One Response to “ElBaradei: Westen fördert islamischen Extremismus”

  1. Bazillus Says:

    Selbstverständlich hat herr El Baradei Recht. Leider sagt er nicht, welche Lösungen er anzubieten hat. Wenn von heute auf morgen die Demokratie in islamischen Ländern eingeführt werden sollte, welche Regierung würden die Menschen wählen?
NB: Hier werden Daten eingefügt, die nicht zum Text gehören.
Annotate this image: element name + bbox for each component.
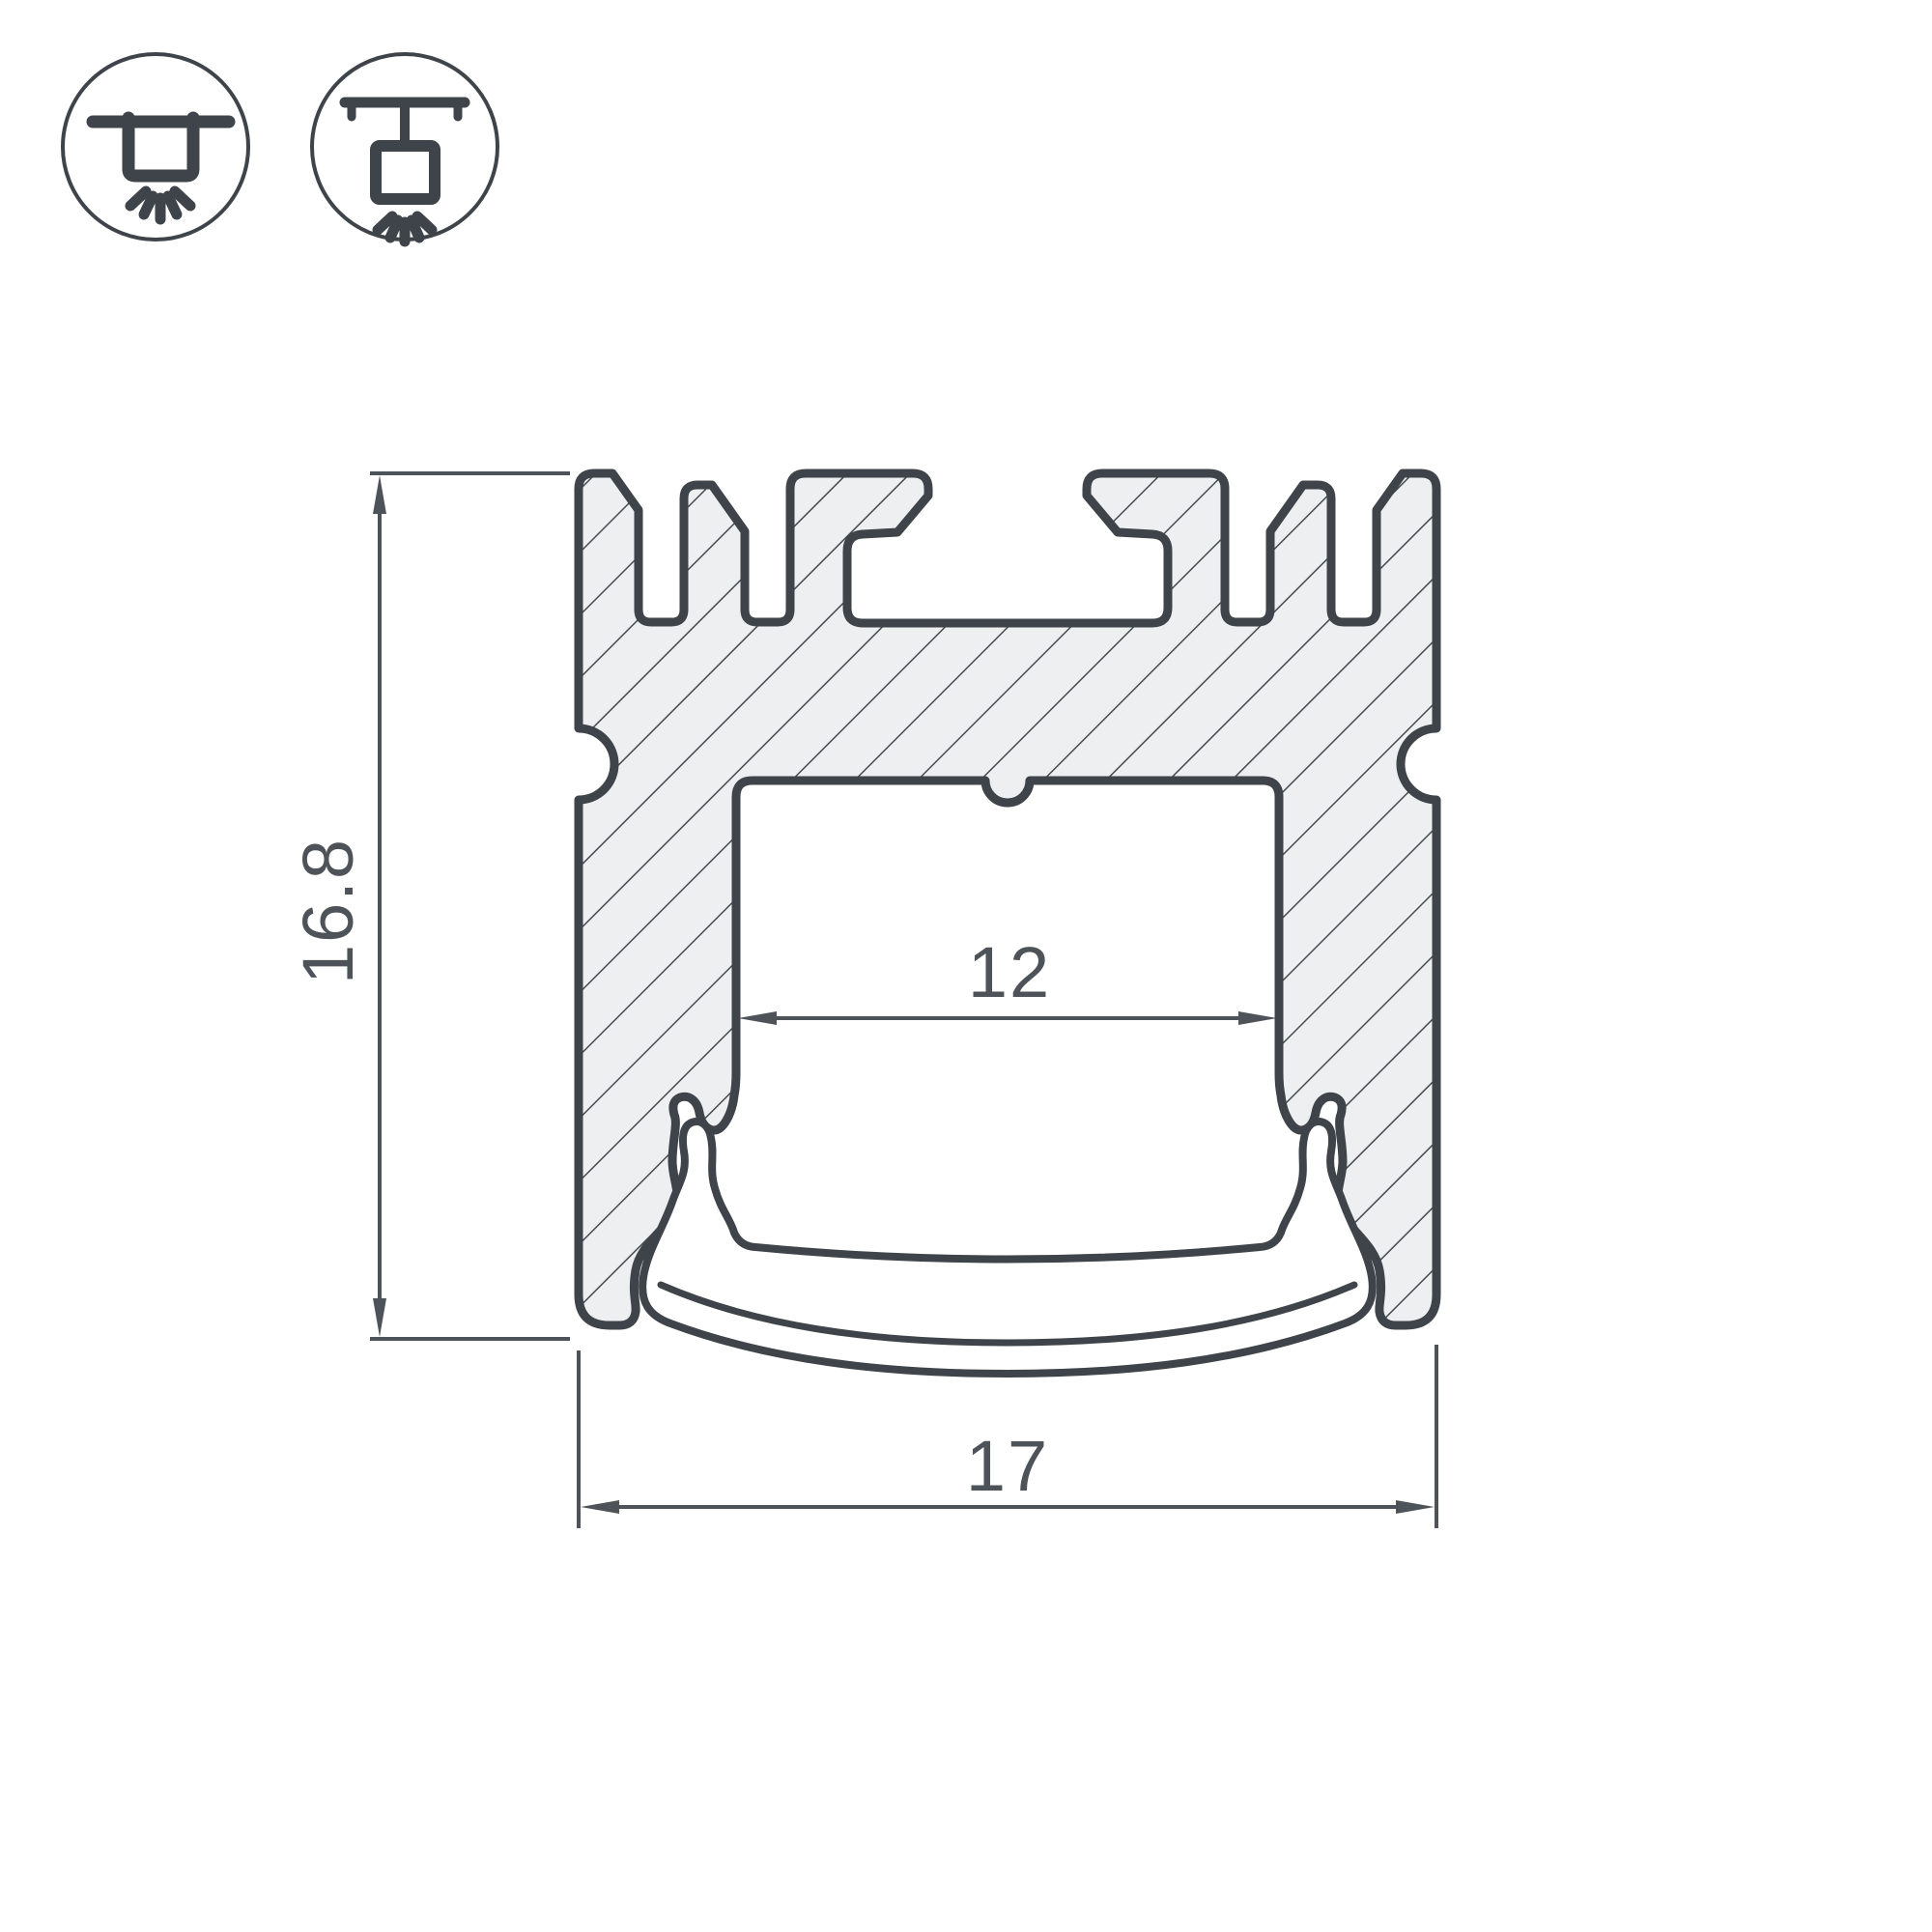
technical-drawing-page: 16.8 12 17 [0,0,1932,1932]
dimension-inner-width [738,1011,1277,1025]
arrowhead-right [1238,1011,1277,1025]
fixture-box [376,146,435,199]
diffuser-lens [642,1122,1373,1374]
profile-cross-section [579,473,1436,1374]
dim-outer-width-label: 17 [966,1426,1049,1506]
arrowhead-right [1396,1500,1435,1514]
profile-drawing-canvas: 16.8 12 17 [0,0,1932,1932]
dim-height-label: 16.8 [288,838,368,984]
light-rays [130,191,190,219]
arrowhead-left [738,1011,777,1025]
arrowhead-up [373,475,386,514]
dimension-height [370,473,570,1339]
dim-inner-width-label: 12 [968,932,1051,1012]
pendant-mount-light-icon [312,54,497,242]
arrowhead-down [373,1298,386,1337]
arrowhead-left [581,1500,619,1514]
light-rays [378,216,432,242]
surface-mount-light-icon [63,54,248,240]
Die Muslimbruderschaften in den verschiedenen Ländern oder wirklich reformfreudige muslimische Parteien, die die allgemeinen Menschenrechte und nicht die scharianischen auf ihre Fahnen schreiben würden?

    In der Türkei herrscht ebenfalls eine islamische Partei. Ich glaube, dort geht es rückwärts nicht vorwärts mit den Menschenrechten.

    Das Problem ist wie überall in diesen Ländern das Herz des islams, nämlich das Ausgrenzungsdenken gegenüber Nichtmuslimen und Frauen sowie das Weltherrschaftsstreben. Solange diese Denkweisen im Islam vorherrschen, wird es immer Probleme geben, egal ob sich der Westen um die Gunst der Muslime bemüht oder nicht. Dieses Ausgrenzungsdenken sind die Folgen der Lehren eines zynischen islamischen janusköpfigen Gottes, dessen Gottesbild sich ein machtbesessener Mensch erschaffen hat. Der Gott des Islams ist das typische Beispiel dafür, welche Folgen es haben kann, wenn der Mensch sich selbst als Pauschvorlage für sein Gottesbild benutzt. Der Mensch ohne christliche Konditionierung legimiert das Recht des Stärkeren, des religiösen Egoismus. Jesus ist der Dreh- und Angelpunkt einer jeden montheistischen Religion, auch der des Islams. Dieser hat aber die allliebende Vollkommenheit Gottes und Jesu einfach nicht erkannt.

    Der allliebende Gott ist für Christen nicht besser darstellbar als in der Person Jesu, in seinen Taten und Lehren und dieses Gottesbild muss das gemeinsame Ziel aller Religionen werden, soll das Zusammenleben der Menschen untereinander halbwegs menschlich bleiben und gelingen. Das ist und bleibt das Kerndilemma des Islams. Solange diese Religion die allumfassende Liebe Gottes zu all seinen Geschöpfen, ob sie Muslime sind oder nicht sowie die Nächstenliebe zu jedem Menschen nicht in seine Lehre aufnimmt, sind alle Bestrebungen um ein gleichberechtigtes Zusammenleben zum Scheitern verurteilt, weil jegliches Ausgrenzungsdenken (übrigens auch unter Christen) niemals dem Geist Gottes entspringen kann.

    Wie immer gilt die göttliche Regel: Liebe Gott und den Nächsten. Wenn da eine Religion ausschert, wird es immer zusätzliches Leid auf Erden geben.